The bowler releases the cricket ball and you swing…a little late and you hit a weak drive down the ground…or worse you miss the ball completely. Or, maybe you just can’t quite return that tennis serve. You need to improve your visual reaction time, or the speed with which your brain interprets and reacts to your opponent’s action.

Stand with your back to a friend. Have that person carefully throw a baseball or football and yell “now.” When you hear the yell, turn around, find the ball and try to catch it. If you do this repeatedly, you can train your brain to interpret and react faster.

Focus Ability
The split second that it takes you to change focus from an object far away to one near you may delay your reaction time and cause you to frequently drop a pass or mis-hit an easy volley.

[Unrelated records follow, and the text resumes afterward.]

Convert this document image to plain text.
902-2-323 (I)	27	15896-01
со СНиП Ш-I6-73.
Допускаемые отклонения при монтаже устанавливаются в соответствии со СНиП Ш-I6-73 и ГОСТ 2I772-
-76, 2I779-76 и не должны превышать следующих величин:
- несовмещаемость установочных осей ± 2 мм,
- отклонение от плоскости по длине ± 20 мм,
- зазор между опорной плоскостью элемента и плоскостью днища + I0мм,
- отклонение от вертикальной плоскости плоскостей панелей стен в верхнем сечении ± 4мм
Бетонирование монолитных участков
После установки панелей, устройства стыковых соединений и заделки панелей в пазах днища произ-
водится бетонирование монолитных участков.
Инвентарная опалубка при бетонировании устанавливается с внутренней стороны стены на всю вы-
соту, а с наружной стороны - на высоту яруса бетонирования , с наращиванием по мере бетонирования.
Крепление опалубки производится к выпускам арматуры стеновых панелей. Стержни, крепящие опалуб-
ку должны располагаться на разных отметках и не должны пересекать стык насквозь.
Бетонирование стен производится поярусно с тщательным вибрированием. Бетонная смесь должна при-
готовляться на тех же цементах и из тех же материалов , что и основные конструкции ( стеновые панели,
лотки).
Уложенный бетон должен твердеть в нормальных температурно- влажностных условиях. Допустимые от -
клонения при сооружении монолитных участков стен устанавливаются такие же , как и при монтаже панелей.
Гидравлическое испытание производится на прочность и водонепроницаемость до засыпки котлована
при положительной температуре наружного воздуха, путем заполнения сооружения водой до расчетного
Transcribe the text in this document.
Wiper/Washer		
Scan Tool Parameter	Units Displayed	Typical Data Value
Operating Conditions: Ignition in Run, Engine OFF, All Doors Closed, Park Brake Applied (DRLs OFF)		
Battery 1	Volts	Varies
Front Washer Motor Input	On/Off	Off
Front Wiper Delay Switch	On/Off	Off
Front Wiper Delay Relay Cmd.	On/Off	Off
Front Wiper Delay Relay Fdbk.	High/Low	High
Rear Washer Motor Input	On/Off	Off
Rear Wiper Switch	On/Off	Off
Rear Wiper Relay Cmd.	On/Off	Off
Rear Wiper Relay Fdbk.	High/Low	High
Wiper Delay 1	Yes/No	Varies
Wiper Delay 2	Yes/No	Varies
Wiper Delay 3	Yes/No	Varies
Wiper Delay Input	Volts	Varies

To improve focus flexibility, post a newspaper page on a wall at eye level about 15 feet away from you and hold a similar one in your hand about 15 inches from your face, at the same height but slightly to one side, so you can see both pages. Focus on a headline on the page on the wall and then try to quickly change to focus on the page near your face. Keep changing focus back and forth and you will improve your ability to change focus quickly. If you find it getting easier, move the paper in your hand closer to your face.

Depth Perception
In racket sports, depth perception enables you to quickly and accurately judge the distance between yourself, the ball, your opponents, teammates, boundary lines and other objects. When you are shooting or hunting, if you consistently over or underestimate the distance to your target, poor depth perception may be at fault.

You can work to improve depth perception by having a friend hold a straw about two feet in front of you, parallel to the ground. Practice inserting a toothpick into the hole.